Es herrschten damals politische Zustände in Österreich, in denen das Parlament ausgeschaltet war und eine Clique von Faschisten regierte. Meine Einstellung war, dass die weg gehören. Ich war der Meinung, dass es uns zusammen mit der Mehrheit der ÖsterreicherInnen, die ja gegen dieses Regime waren, gelingen würde, effektive Aktivitäten zu entfalten. Aktionen, wie zum Beispiel jene zum 1. Mai 1934. Ab 1933 war nämlich der 1. Mai-Aufmarsch verboten. Nachdem die Kämpfe vom 12. Februar vorbei waren, wollten wir irgendetwas unternehmen, um der Bevölkerung ein Signal zu geben, dass der Widerstand gegen den Austrofaschismus lebt. Ich habe damals im zehnten Wiener Gemeindebezirk gewohnt. Und so haben wir beschlossen, an allen belebten Kreuzungen des 10. Bezirks Plakate aufzuhängen, um öffentlich zu signalisieren, dass wir uns nicht geschlagen geben und dass für uns der Aufstand des 12. Februar keine Niederlage war, sondern ein Sieg der Arbeiterklasse, hat sie doch an diesem Tag zum ersten Mal massiv Widerstand gegen den Faschismus geleistet.
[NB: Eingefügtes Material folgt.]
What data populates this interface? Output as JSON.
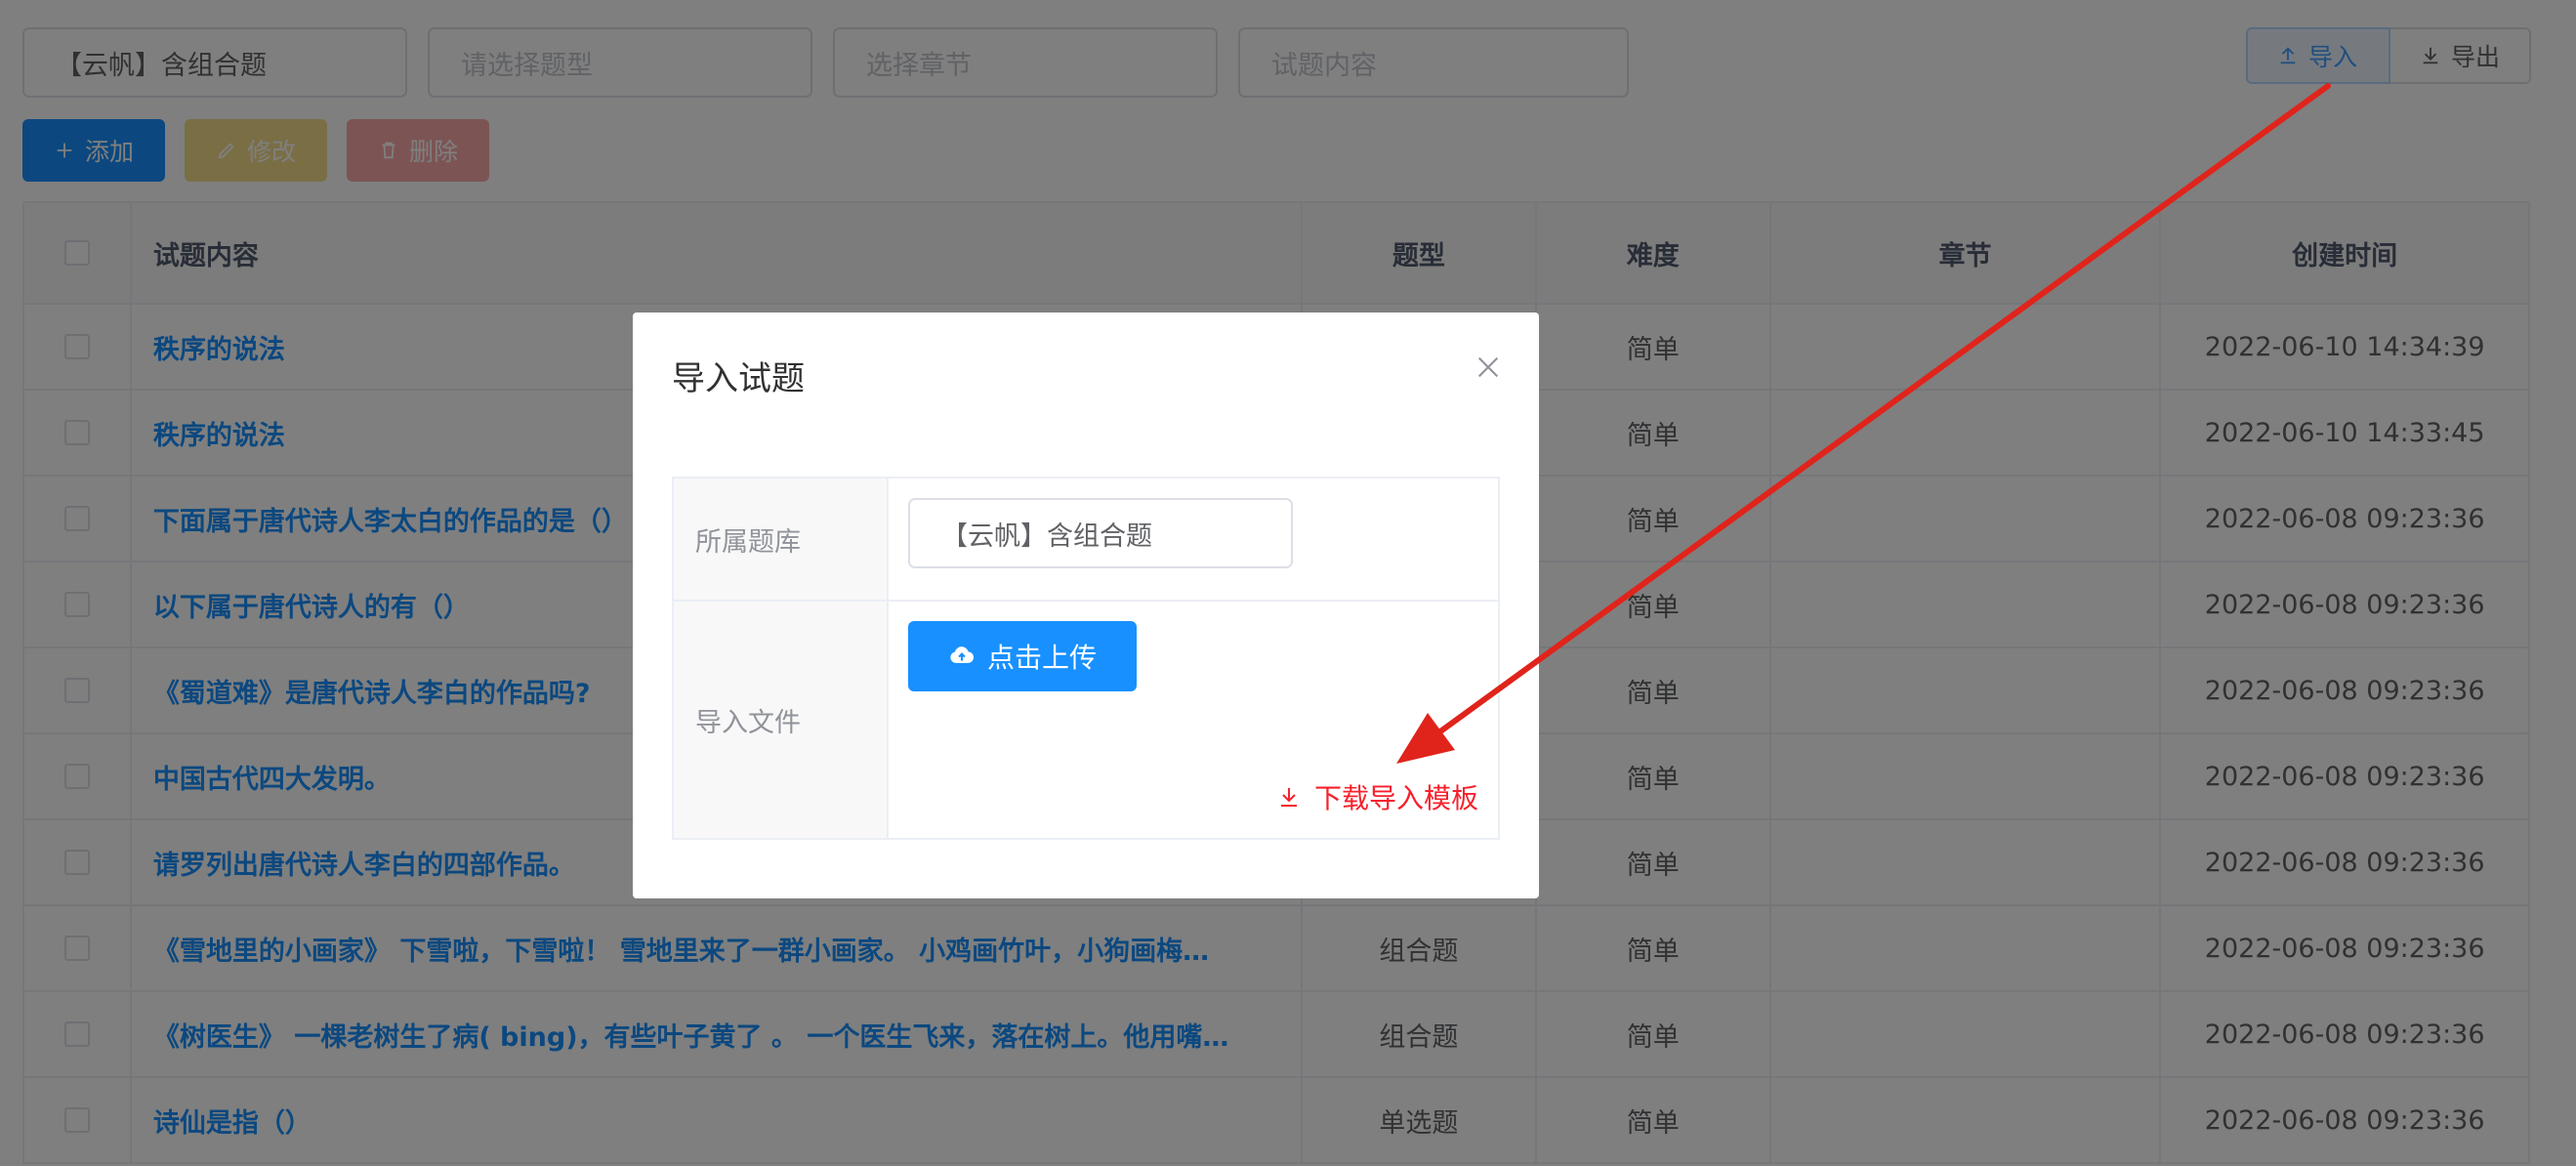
{
  "filters": {
    "bank_value": "【云帆】含组合题",
    "type_placeholder": "请选择题型",
    "chapter_placeholder": "选择章节",
    "content_placeholder": "试题内容"
  },
  "io": {
    "import_label": "导入",
    "export_label": "导出"
  },
  "actions": {
    "add_label": "添加",
    "edit_label": "修改",
    "delete_label": "删除"
  },
  "table": {
    "headers": {
      "content": "试题内容",
      "type": "题型",
      "difficulty": "难度",
      "chapter": "章节",
      "created": "创建时间"
    },
    "rows": [
      {
        "content": "秩序的说法",
        "type": "",
        "difficulty": "简单",
        "chapter": "",
        "created": "2022-06-10 14:34:39"
      },
      {
        "content": "秩序的说法",
        "type": "",
        "difficulty": "简单",
        "chapter": "",
        "created": "2022-06-10 14:33:45"
      },
      {
        "content": "下面属于唐代诗人李太白的作品的是（）",
        "type": "",
        "difficulty": "简单",
        "chapter": "",
        "created": "2022-06-08 09:23:36"
      },
      {
        "content": "以下属于唐代诗人的有（）",
        "type": "",
        "difficulty": "简单",
        "chapter": "",
        "created": "2022-06-08 09:23:36"
      },
      {
        "content": "《蜀道难》是唐代诗人李白的作品吗?",
        "type": "",
        "difficulty": "简单",
        "chapter": "",
        "created": "2022-06-08 09:23:36"
      },
      {
        "content": "中国古代四大发明。",
        "type": "",
        "difficulty": "简单",
        "chapter": "",
        "created": "2022-06-08 09:23:36"
      },
      {
        "content": "请罗列出唐代诗人李白的四部作品。",
        "type": "",
        "difficulty": "简单",
        "chapter": "",
        "created": "2022-06-08 09:23:36"
      },
      {
        "content": "《雪地里的小画家》 下雪啦，下雪啦！ 雪地里来了一群小画家。 小鸡画竹叶，小狗画梅…",
        "type": "组合题",
        "difficulty": "简单",
        "chapter": "",
        "created": "2022-06-08 09:23:36"
      },
      {
        "content": "《树医生》 一棵老树生了病( bing)，有些叶子黄了 。 一个医生飞来，落在树上。他用嘴…",
        "type": "组合题",
        "difficulty": "简单",
        "chapter": "",
        "created": "2022-06-08 09:23:36"
      },
      {
        "content": "诗仙是指（）",
        "type": "单选题",
        "difficulty": "简单",
        "chapter": "",
        "created": "2022-06-08 09:23:36"
      }
    ]
  },
  "dialog": {
    "title": "导入试题",
    "bank_label": "所属题库",
    "bank_value": "【云帆】含组合题",
    "file_label": "导入文件",
    "upload_label": "点击上传",
    "download_label": "下载导入模板"
  },
  "colors": {
    "primary": "#1890ff",
    "danger": "#f5222d",
    "annotation": "#e0241b"
  }
}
In Ihrem Buch ("Mein Leben im Widerstand", Globus Verlag) schreiben Sie, dass eine Motivation für Ihren Widerstand der Wunsch nach einer anderen Gesellschaftsordnung war. Mich würde interessieren, welche Utopie oder Wunschvorstellung das war, die Sie dem Austrofaschismus und später dem Nationalsozialismus gegenüberstellen wollten.
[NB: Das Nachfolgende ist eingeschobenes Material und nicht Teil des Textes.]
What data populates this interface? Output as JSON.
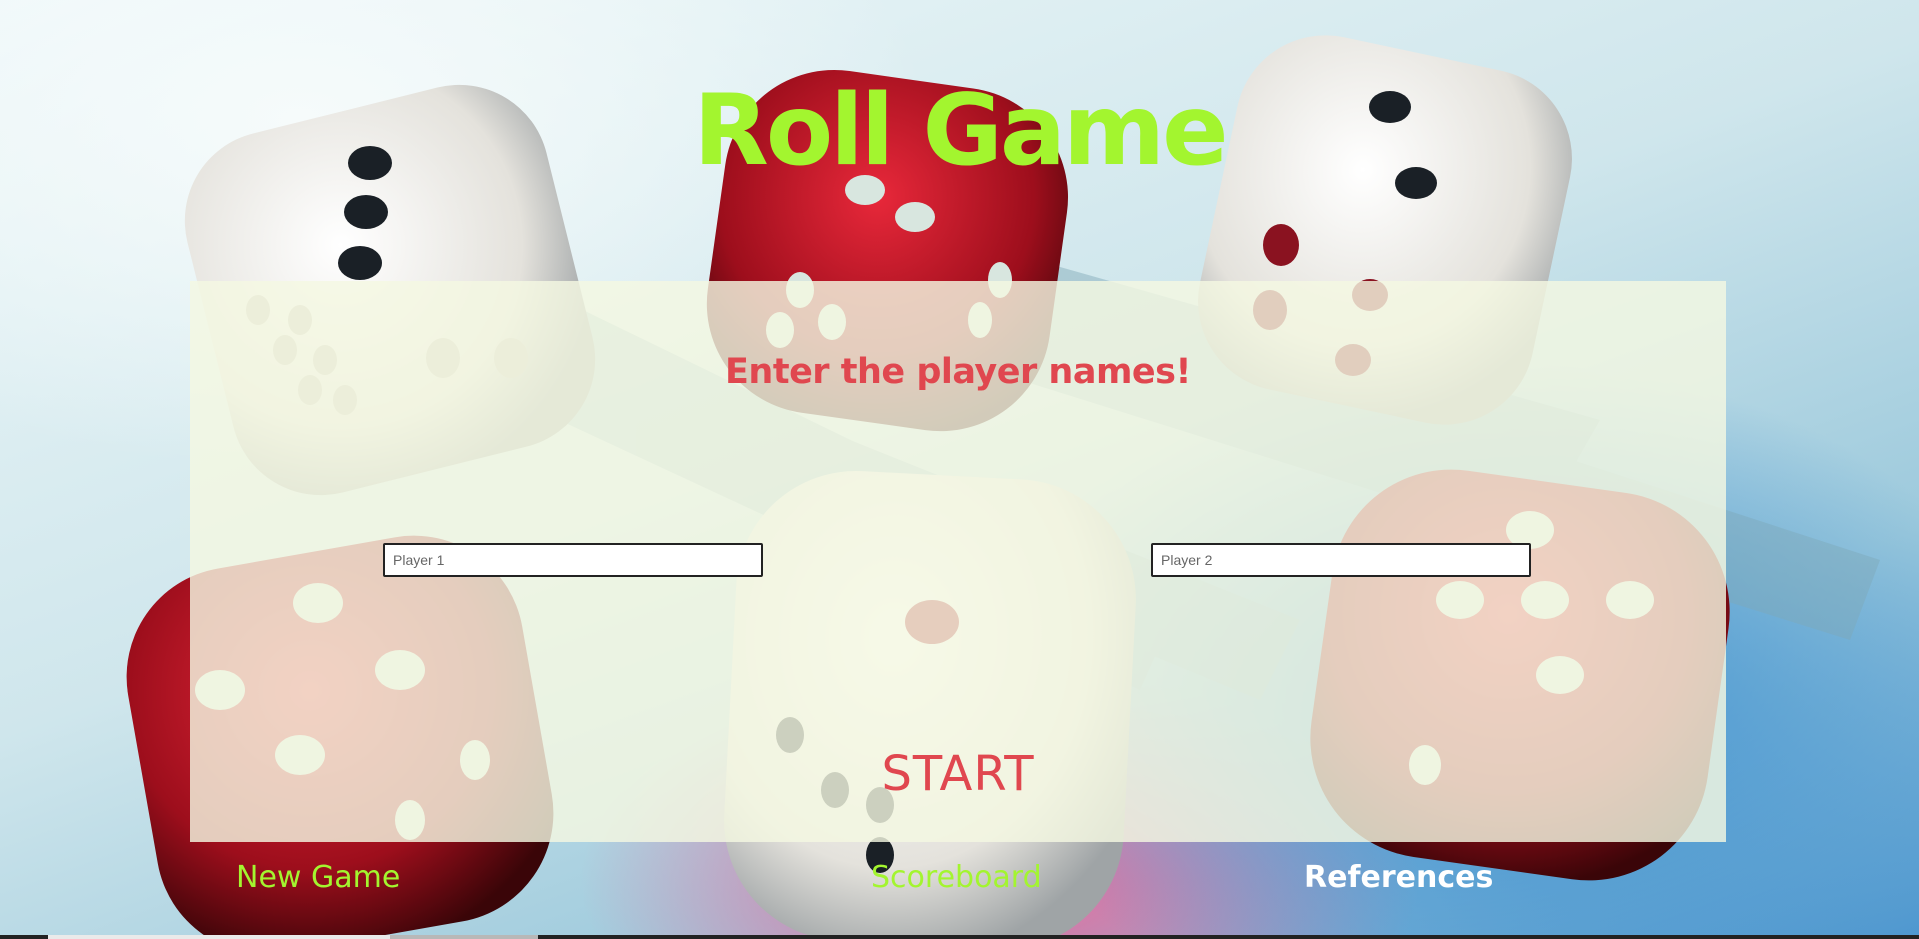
{
  "app": {
    "title": "Roll Game"
  },
  "setup": {
    "heading": "Enter the player names!",
    "player1_placeholder": "Player 1",
    "player2_placeholder": "Player 2",
    "start_label": "START"
  },
  "nav": {
    "items": [
      {
        "label": "New Game",
        "color": "#a3f52f"
      },
      {
        "label": "Scoreboard",
        "color": "#a3f52f"
      },
      {
        "label": "References",
        "color": "#ffffff"
      }
    ]
  },
  "colors": {
    "title": "#a3f52f",
    "accent": "#e0474f",
    "panel": "#f4f8e2"
  },
  "background": {
    "icon": "dice-photo"
  }
}
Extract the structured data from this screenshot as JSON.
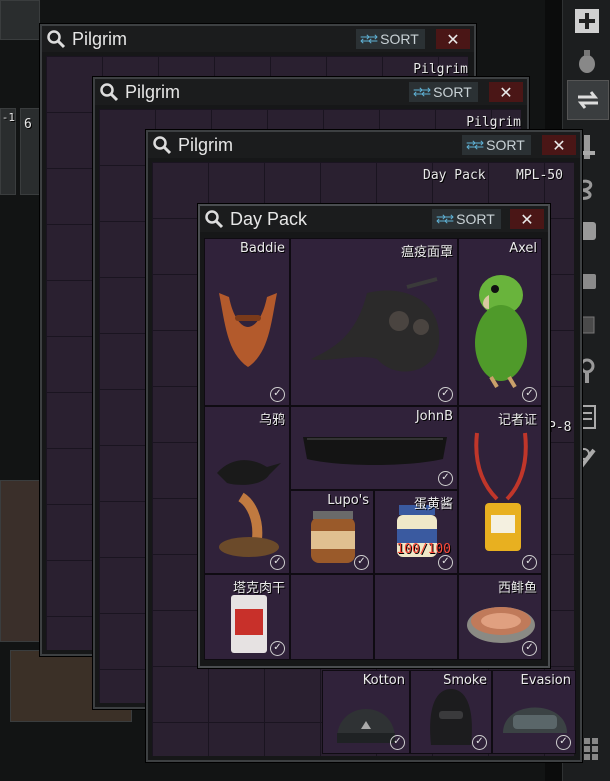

Fritz Probst: Diese Ansichten oder Ziele haben sich gewandelt. Zunächst gab es das Ziel, den Faschismus zu schlagen und eine demokratische Ordnung wiederherzustellen. Das war das unmittelbare Ziel. Das Fernziel war eine sozialistische Gesellschaft, also eine Gesellschaft, in der die Produktionsmittel nicht Einzelnen gehören, sondern vergesellschaftlicht werden, wo nicht produziert wird, damit einzelne Leute Profit machen, sondern weil die Leute die Produkte brauchen - also keine Warenproduktion, sondern eine Güterproduktion. Meine Wunschvorstellung war eine sozialistische Gesellschaft, wie sie bei Karl Marx entwickelt wird, in der die Menschen das produzieren, was man braucht - nicht um Geld zu verdienen, sondern weil es gebraucht wird.

Das war, wie gesagt, das Fernziel. Aber das unmittelbare Ziel war, alle zur Solidarität gegen den Faschismus zu bewegen, egal welche gesellschaftliche oder politische Auffassung man hatte.

Sie sind 1939 von Prag nach England emigriert und haben die Organisation "Young Austria" mit aufgebaut und in der britischen Armee für die Befreiung Österreichs gekämpft. Wie war das dann, als der Krieg aus war? Was hatten Sie für Vorstellungen von der Zukunft in der zweiten Republik?

Fritz Probst: "Young Austria" war keine parteipolitische Organisation, sondern eine österreichische Organisation, in der alle Österreicher Platz fanden. Wir haben vor allem versucht, jungen Menschen - 14-, 15-, 16-Jährige -, die noch nie im Ausland waren und die jetzt ihre Eltern verlassen hatten, Unterstützung zu geben durch die gesellschaftliche Form der Jugendgruppe. Das ist uns auch tatsächlich gelungen. Darüber hinaus haben wir in den englischen Jugendorganisationen, in die wir immer wieder eingeladen wurden, ein freies Österreich propagiert. Kein Großdeutschland, sondern ein freies Österreich, im Unterschied zu den Sozialisten, die damals die Auffassung von einem sozialistischen Großdeutschland vertreten haben und die uns als bürgerliche Nationalisten beschimpft haben. Wir waren aber der Meinung, dass alle Österreicher zusammen ein demokratisches Österreich aufbauen sollten.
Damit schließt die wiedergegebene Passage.